Même modeste, cette petite histoire de rente, par sa banalité même, ne fait-elle pas partie des faits qui invitent à comprendre sereinement le comportement des révoltés ?


D'autant qu’après la guerre de Vendée, il y a eu l’Histoire de la guerre de Vendée, où nos paysans ont continué d’être pris à partie dans l’action politique, à la fois par les historiens faisant de la politique et par les politiciens faisant de l’histoire.

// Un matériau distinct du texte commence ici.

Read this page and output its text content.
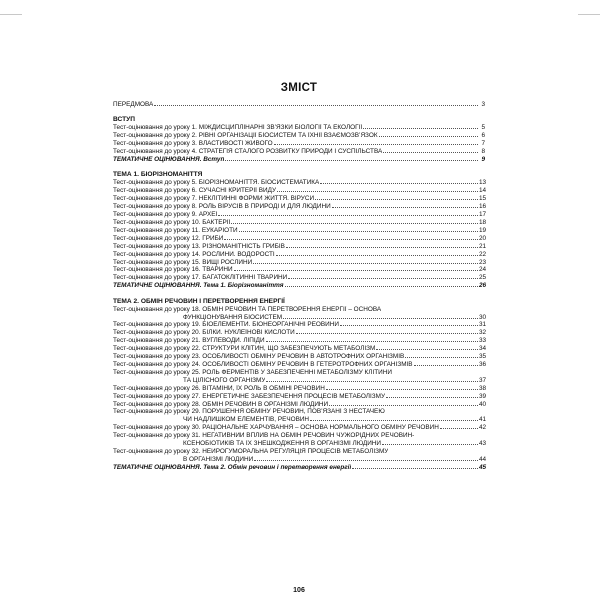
ЗМІСТ
ПЕРЕДМОВА	3
ВСТУП
Тест-оцінювання до уроку 1. МІЖДИСЦИПЛІНАРНІ ЗВ’ЯЗКИ БІОЛОГІЇ ТА ЕКОЛОГІЇ	5
Тест-оцінювання до уроку 2. РІВНІ ОРГАНІЗАЦІЇ БІОСИСТЕМ ТА ЇХНІЇ ВЗАЄМОЗВ’ЯЗОК	6
Тест-оцінювання до уроку 3. ВЛАСТИВОСТІ ЖИВОГО	7
Тест-оцінювання до уроку 4. СТРАТЕГІЯ СТАЛОГО РОЗВИТКУ ПРИРОДИ І СУСПІЛЬСТВА	8
ТЕМАТИЧНЕ ОЦІНЮВАННЯ. Вступ	9
ТЕМА 1. БІОРІЗНОМАНІТТЯ
Тест-оцінювання до уроку 5. БІОРІЗНОМАНІТТЯ. БІОСИСТЕМАТИКА	13
Тест-оцінювання до уроку 6. СУЧАСНІ КРИТЕРІЇ ВИДУ	14
Тест-оцінювання до уроку 7. НЕКЛІТИННІ ФОРМИ ЖИТТЯ. ВІРУСИ	15
Тест-оцінювання до уроку 8. РОЛЬ ВІРУСІВ В ПРИРОДІ Й ДЛЯ ЛЮДИНИ	16
Тест-оцінювання до уроку 9. АРХЕЇ	17
Тест-оцінювання до уроку 10. БАКТЕРІЇ	18
Тест-оцінювання до уроку 11. ЕУКАРІОТИ	19
Тест-оцінювання до уроку 12. ГРИБИ	20
Тест-оцінювання до уроку 13. РІЗНОМАНІТНІСТЬ ГРИБІВ	21
Тест-оцінювання до уроку 14. РОСЛИНИ. ВОДОРОСТІ	22
Тест-оцінювання до уроку 15. ВИЩІ РОСЛИНИ	23
Тест-оцінювання до уроку 16. ТВАРИНИ	24
Тест-оцінювання до уроку 17. БАГАТОКЛІТИННІ ТВАРИНИ	25
ТЕМАТИЧНЕ ОЦІНЮВАННЯ. Тема 1. Біорізноманіття	26
ТЕМА 2. ОБМІН РЕЧОВИН І ПЕРЕТВОРЕННЯ ЕНЕРГІЇ
Тест-оцінювання до уроку 18. ОБМІН РЕЧОВИН ТА ПЕРЕТВОРЕННЯ ЕНЕРГІЇ – ОСНОВА
ФУНКЦІОНУВАННЯ БІОСИСТЕМ	30
Тест-оцінювання до уроку 19. БІОЕЛЕМЕНТИ. БІОНЕОРГАНІЧНІ РЕОВИНИ	31
Тест-оцінювання до уроку 20. БІЛКИ. НУКЛЕЇНОВІ КИСЛОТИ	32
Тест-оцінювання до уроку 21. ВУГЛЕВОДИ. ЛІПІДИ	33
Тест-оцінювання до уроку 22. СТРУКТУРИ КЛІТИН, ЩО ЗАБЕЗПЕЧУЮТЬ МЕТАБОЛІЗМ	34
Тест-оцінювання до уроку 23. ОСОБЛИВОСТІ ОБМІНУ РЕЧОВИН В АВТОТРОФНИХ ОРГАНІЗМІВ	35
Тест-оцінювання до уроку 24. ОСОБЛИВОСТІ ОБМІНУ РЕЧОВИН В ГЕТЕРОТРОФНИХ ОРГАНІЗМІВ	36
Тест-оцінювання до уроку 25. РОЛЬ ФЕРМЕНТІВ У ЗАБЕЗПЕЧЕННІ МЕТАБОЛІЗМУ КЛІТИНИ
ТА ЦІЛІСНОГО ОРГАНІЗМУ	37
Тест-оцінювання до уроку 26. ВІТАМІНИ, ЇХ РОЛЬ В ОБМІНІ РЕЧОВИН	38
Тест-оцінювання до уроку 27. ЕНЕРГЕТИЧНЕ ЗАБЕЗПЕЧЕННЯ ПРОЦЕСІВ МЕТАБОЛІЗМУ	39
Тест-оцінювання до уроку 28. ОБМІН РЕЧОВИН В ОРГАНІЗМІ ЛЮДИНИ	40
Тест-оцінювання до уроку 29. ПОРУШЕННЯ ОБМІНУ РЕЧОВИН, ПОВ’ЯЗАНІ З НЕСТАЧЕЮ
ЧИ НАДЛИШКОМ ЕЛЕМЕНТІВ, РЕЧОВИН	41
Тест-оцінювання до уроку 30. РАЦІОНАЛЬНЕ ХАРЧУВАННЯ – ОСНОВА НОРМАЛЬНОГО ОБМІНУ РЕЧОВИН	42
Тест-оцінювання до уроку 31. НЕГАТИВНИЙ ВПЛИВ НА ОБМІН РЕЧОВИН ЧУЖОРІДНИХ РЕЧОВИН-
КСЕНОБІОТИКІВ ТА ЇХ ЗНЕШКОДЖЕННЯ В ОРГАНІЗМІ ЛЮДИНИ	43
Тест-оцінювання до уроку 32. НЕЙРОГУМОРАЛЬНА РЕГУЛЯЦІЯ ПРОЦЕСІВ МЕТАБОЛІЗМУ
В ОРГАНІЗМІ ЛЮДИНИ	44
ТЕМАТИЧНЕ ОЦІНЮВАННЯ. Тема 2. Обмін речовин і перетворення енергії	45
106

Martyrs de la foi pour les uns, alors que d’autres ont vu « un prodigieux déchaînement des instincts de meurtre chez ces paysans égoïstes et fanatisés» (16), nos propriétaires du Coudray nous montrent ici une réalité bien ordinaire et simple d’eux-mêmes, éloignée des formules de la propagande.

(1) Encyclopédie Diderot, 1e édition, tome 14, page 116.
(2) Archives de Vendée, chartrier de la Rabatelière : 150 J/ G 57, reconnaissance de la rente de 18 bo seigle en 1747 par les teneurs du Coudray du 25-2-1747.
(3) Archives de la Vendée, domaines nationaux : 1 Q 342, no 117, partage Montaudouin et République du 3 pluviôse an 5 (22-1-1797).
(4) Voir l’article publié sur ce site en janvier 2010 : Pierre Maindron un combattant vendéen honoré.
(5) Archives de Vendée, notaire de Saint-Fulgent, Frappier : 3 E 30/12, communauté des Loizeau du Coudrais du 23-11-1788. Les archives conservées du notaire de Saint-Fulgent ne commencent qu’en 1764, et nous connaissons l’existence du contrat de mariage par ce document
(6) Voir mon article publié sur ce site en janvier 2013 : La fabrique de St André Goule d’Oie au 18e siècle
(7) Archives de Vendée, reconstitution d’actes d’état-civil de Saint-André-Goule d’Oie, naissance de Marie Loizeau le 19 brumaire an 6 (vue 4/31).
(8) Archives de Vendée, état-civil de Saint-André-Goule d’Oie, naissance de Félicité Angélique Loizeau le 26-8-1808 (vue 324).
(9) M. de Beauregard, vicaire général, cité dans Revue du Bas-Poitou 1903-1 (vue 4 dans la bibliothèque numérisée du site des Archives de la Vendée).
(10) Archives de Vendée, archives militaires de la guerre de Vendée conservées au Service historique de la Défense à Vincennes : SHD B5/12-25, B5/12-30, B5/12-52, B5/12-76.
(11) 150 J/ E 1, assises de la Rabatelière et autres fiefs du 19-8-1632.
(12) F. Charpentier, Chez nous en 1793, Saint-André-Goule d’Oie, page 274 et s.
(13) 150 J/ G 57, demande d’un délai pour payer la rente de Vaugiraud à Sorin le 16-3-1802.
(14) T. Heckmann, Napoléon et la Paix, Editions  d’Orbestier, 2004.
(15) Archives de Vendée, état-civil de Chauché, registre clandestin de 1792-juin1796, vue 2.
(16) Jean Jaurès, Histoire socialiste de la Révolution française, éd. revue par Albert Mathiez, Paris, librairie de l’Humanité (1924) tome 7, page 179.